Wisconsin residents know that holiday overspending using plastic leaves many people with substantial debt that can take years to pay off. The best way to deal with the problem is to understand the realities of credit card debt and make more informed decisions.
Credit cards are really loans in which unpaid principal rolls over each month, with the addition of compounding interest. Because both the principal and the interest earn additional interest and late fees, as well as fees for going over one’s credit limit, credit card debt tends to mount faster than snow in a holiday blizzard.

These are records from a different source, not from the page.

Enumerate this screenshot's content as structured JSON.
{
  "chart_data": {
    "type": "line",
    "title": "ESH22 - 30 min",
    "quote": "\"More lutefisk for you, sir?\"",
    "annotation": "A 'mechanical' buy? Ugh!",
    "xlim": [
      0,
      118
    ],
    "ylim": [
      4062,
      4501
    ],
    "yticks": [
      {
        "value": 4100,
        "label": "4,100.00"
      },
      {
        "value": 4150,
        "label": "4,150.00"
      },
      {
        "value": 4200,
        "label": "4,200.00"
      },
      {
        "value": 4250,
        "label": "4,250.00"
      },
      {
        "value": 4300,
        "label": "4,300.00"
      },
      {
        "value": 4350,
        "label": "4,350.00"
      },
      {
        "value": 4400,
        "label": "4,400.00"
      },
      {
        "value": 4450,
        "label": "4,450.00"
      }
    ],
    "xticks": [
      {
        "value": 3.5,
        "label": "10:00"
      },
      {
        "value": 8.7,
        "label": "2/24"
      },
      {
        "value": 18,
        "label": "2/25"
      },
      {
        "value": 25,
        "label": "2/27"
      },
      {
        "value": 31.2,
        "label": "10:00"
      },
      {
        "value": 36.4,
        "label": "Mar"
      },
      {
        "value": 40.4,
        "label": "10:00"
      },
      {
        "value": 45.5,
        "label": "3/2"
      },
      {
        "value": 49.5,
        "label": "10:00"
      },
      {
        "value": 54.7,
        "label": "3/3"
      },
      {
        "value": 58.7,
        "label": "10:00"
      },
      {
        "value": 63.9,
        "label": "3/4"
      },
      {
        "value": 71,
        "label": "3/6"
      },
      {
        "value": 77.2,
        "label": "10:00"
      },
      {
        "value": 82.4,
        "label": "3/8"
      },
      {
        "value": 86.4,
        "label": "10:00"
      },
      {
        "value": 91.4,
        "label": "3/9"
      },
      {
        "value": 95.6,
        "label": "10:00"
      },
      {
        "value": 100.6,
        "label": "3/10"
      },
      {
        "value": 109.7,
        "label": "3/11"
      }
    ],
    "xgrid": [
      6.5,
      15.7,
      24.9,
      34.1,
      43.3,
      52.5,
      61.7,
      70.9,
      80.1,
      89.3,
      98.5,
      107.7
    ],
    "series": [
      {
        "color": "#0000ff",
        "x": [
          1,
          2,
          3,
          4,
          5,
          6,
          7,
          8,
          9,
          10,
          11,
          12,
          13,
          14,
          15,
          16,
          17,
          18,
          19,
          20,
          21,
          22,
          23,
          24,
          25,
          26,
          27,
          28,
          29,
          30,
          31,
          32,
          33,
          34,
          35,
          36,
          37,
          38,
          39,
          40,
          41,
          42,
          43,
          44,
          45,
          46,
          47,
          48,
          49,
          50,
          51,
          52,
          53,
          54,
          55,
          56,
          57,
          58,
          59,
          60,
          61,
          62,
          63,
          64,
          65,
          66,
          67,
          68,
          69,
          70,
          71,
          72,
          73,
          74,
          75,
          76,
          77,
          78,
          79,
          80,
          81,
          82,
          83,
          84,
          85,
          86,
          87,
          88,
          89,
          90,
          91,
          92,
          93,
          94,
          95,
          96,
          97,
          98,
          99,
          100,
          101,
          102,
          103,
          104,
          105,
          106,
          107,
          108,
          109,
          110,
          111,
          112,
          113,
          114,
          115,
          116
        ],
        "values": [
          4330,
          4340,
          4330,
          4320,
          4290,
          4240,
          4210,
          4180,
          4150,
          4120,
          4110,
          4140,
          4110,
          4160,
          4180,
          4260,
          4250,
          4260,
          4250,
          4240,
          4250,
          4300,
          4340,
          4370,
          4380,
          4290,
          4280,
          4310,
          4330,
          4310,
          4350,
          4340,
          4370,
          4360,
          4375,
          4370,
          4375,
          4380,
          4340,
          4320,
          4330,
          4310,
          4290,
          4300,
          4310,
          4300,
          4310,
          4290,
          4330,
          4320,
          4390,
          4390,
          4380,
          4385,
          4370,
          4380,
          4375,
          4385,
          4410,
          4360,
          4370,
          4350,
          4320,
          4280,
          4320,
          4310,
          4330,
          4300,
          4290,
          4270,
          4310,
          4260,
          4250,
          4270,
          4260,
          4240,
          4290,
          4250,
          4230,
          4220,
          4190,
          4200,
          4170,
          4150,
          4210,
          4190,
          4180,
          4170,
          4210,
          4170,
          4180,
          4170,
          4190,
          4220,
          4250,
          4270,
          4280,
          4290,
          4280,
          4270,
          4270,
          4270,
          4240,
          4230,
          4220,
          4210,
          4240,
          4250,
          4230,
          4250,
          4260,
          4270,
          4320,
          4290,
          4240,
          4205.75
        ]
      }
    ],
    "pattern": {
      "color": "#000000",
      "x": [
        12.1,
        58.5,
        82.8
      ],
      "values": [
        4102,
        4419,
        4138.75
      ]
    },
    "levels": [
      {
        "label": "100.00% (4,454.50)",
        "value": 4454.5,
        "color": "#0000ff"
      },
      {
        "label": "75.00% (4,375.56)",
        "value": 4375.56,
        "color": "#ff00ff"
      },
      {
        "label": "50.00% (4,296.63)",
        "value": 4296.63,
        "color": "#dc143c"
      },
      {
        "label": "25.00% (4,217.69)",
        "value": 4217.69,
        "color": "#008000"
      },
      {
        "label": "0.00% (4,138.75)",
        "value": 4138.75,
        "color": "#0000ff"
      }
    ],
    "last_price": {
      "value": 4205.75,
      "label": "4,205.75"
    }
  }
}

One of the biggest problems with excessive credit card use is the reduction of available credit for other things, especially emergencies. In fact, a credit card account should have enough available funds that the account can act as a safety net for urgent problems such as emergency car repairs and emergency room visits.
When debts continue to climb with continued credit card use and compounded interest rates from month to month, the chances of missing a payment increase, which only further adds to the problem. A person’s credit rating immediately suffers, a fact that can negatively affect employment and the ability to borrow in the future.
Unpaid debts often lead to calls from collectors, lawsuits by unpaid creditors and garnished wages if the amounts are excessive. Divorce is often the result of interpersonal stress from massive debt.
If other options are not working out and a debtor has nowhere else to turn, holiday debt, including credit card debt, may be dischargeable through a personal bankruptcy filing. Although a bankruptcy filing affects one’s credit rating for awhile, it can more immediately create relief from overwhelming debt.